Seperti Seti-Arti , Bagong juga galau tentang pengalaman tari Jawa klasik. “Sejak
saya mulai melukis tahun 1946 dan selama belajar bertahun-tahun di Akademi
Seni Rupa Indonesia (ASRI), saya menemukan kebebasan penuh untuk
menjelajahi berbagai proses seni lukis dan untuk mengungkapkan suasana hati
dan semangat saya tanpa harus dicekoki kaidah-teknik. Lalu mengapa, pikir saya
kebebasan ekspresi tidak dapat diterapkan juga pada seni tari? Apa salahnya
melawan kemapanan dan mengembangkan lebih lanjut tema budaya yang sudah
ada?” Bagong dan Wisnoe masing-masing mendirikan sekolah tari modern pada
tahun 1958: Pusat Latihan Tari (PLT) Bagong Kussudiardja dan Sekolah Tari
Kontemporer Wisnoe Wardhana.

Mereka berdua dikenal sebagai guru dan penata tari yang sangat bagus., dan telah
menciptakan ratusan tari dan drama-tari. Pada tahap berikutnya dalam berkarir,
Wisnoe dan lebih banyak menekuni bidang pengajaran dan pendidikan. Ia meraih
gelar doktor dari Institut Keguruan dan Ilmu Pendidikan (IKIP) Yogyakarta,
tempat ia masih mengajar, ia juga mengepalai Institut Kesenian Wisnoe Wardhana
dan sebuah forum pendidikan non-formal dalam bidang seni dan budaya untuk
umum yang dinamakan Puser Widya Nusantara (Pusat Belajar Nusantara).
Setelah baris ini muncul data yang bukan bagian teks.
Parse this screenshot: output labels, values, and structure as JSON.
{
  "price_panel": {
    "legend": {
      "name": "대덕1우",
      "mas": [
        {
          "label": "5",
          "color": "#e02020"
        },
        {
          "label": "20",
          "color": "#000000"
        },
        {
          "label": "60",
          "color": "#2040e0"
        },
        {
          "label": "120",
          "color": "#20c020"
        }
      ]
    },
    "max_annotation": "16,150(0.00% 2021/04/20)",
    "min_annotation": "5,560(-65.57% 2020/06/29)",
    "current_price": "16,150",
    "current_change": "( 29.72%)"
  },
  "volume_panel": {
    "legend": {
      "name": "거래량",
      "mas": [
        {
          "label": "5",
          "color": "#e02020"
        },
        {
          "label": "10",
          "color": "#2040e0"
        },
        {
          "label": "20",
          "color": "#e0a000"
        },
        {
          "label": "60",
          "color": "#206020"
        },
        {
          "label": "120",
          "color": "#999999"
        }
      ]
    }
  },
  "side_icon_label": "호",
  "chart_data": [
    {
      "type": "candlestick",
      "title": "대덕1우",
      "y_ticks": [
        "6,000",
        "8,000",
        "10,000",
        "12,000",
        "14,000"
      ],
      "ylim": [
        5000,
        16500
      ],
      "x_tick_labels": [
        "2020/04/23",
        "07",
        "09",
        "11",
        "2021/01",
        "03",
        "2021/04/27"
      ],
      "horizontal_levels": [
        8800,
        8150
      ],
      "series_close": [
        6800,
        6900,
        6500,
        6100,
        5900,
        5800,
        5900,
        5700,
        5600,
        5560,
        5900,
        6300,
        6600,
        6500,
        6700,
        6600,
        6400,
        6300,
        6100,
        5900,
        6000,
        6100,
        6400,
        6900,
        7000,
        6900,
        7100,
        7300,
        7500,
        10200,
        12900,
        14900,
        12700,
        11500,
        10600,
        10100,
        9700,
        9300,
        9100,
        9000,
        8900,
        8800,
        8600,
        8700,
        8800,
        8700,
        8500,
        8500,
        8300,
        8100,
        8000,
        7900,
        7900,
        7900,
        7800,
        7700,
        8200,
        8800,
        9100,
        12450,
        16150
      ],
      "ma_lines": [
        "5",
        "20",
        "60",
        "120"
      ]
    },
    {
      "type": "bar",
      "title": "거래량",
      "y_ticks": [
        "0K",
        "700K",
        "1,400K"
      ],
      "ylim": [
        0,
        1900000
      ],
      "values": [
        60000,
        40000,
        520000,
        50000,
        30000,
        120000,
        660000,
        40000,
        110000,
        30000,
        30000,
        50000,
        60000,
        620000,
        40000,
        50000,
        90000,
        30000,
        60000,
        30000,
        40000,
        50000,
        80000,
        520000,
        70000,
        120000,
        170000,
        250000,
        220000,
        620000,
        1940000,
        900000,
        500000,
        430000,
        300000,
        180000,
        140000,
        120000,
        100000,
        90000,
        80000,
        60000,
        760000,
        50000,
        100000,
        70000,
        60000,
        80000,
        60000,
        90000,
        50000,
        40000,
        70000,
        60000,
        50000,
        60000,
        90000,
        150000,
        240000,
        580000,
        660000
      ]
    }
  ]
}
Bagong mendirikan Padepokan Seni Bagong Kussuadiardja (PSBK) tahun 1978


di desa Kembaran Bantul, pinggiran Yogya. Sekolah itu menarik murid dari Asia
Tenggara, Australia, Amerika, Eropa, dan seluruh Indonesia. Sepulang belajar bdi
Amerika, Bagong menciptakan karya yang dipengaruhi Graham, misalnya,
Burung Dalam Sangkar dan Derita. Yang kedua, yang menyerupai karya Graham
Lamentations, merupakan tari tunggal dengan penari memakai kain bentuk tabung
sehingga yang tampak hanya tangan dan kaki. Di kemudian hari, karyanya
memadukan unsur tari dan musik tiga daerah berbeda: Jawa Tengah, Bali, dan
Jawa Barat. Banyak karyanya bertema cerita dan diiringi gamelan yang diperluas
(Arjunawiwaha dan Ratu Kidul).

Pembentukkan PSBK mengundang banya murid dari seluruh Indonesia dan


negara-negara Asia dengan latar budaya beragam. Bagong terilhami untuk
menciptakan karya nasional, seperti Gema Nusantara dan Pesta Desa, ia
menggabungkan bermacam gerak tari dan unsur musik dari beberapa daerah
Indonesia, sebagai cermin kekayaan budaya negara ini.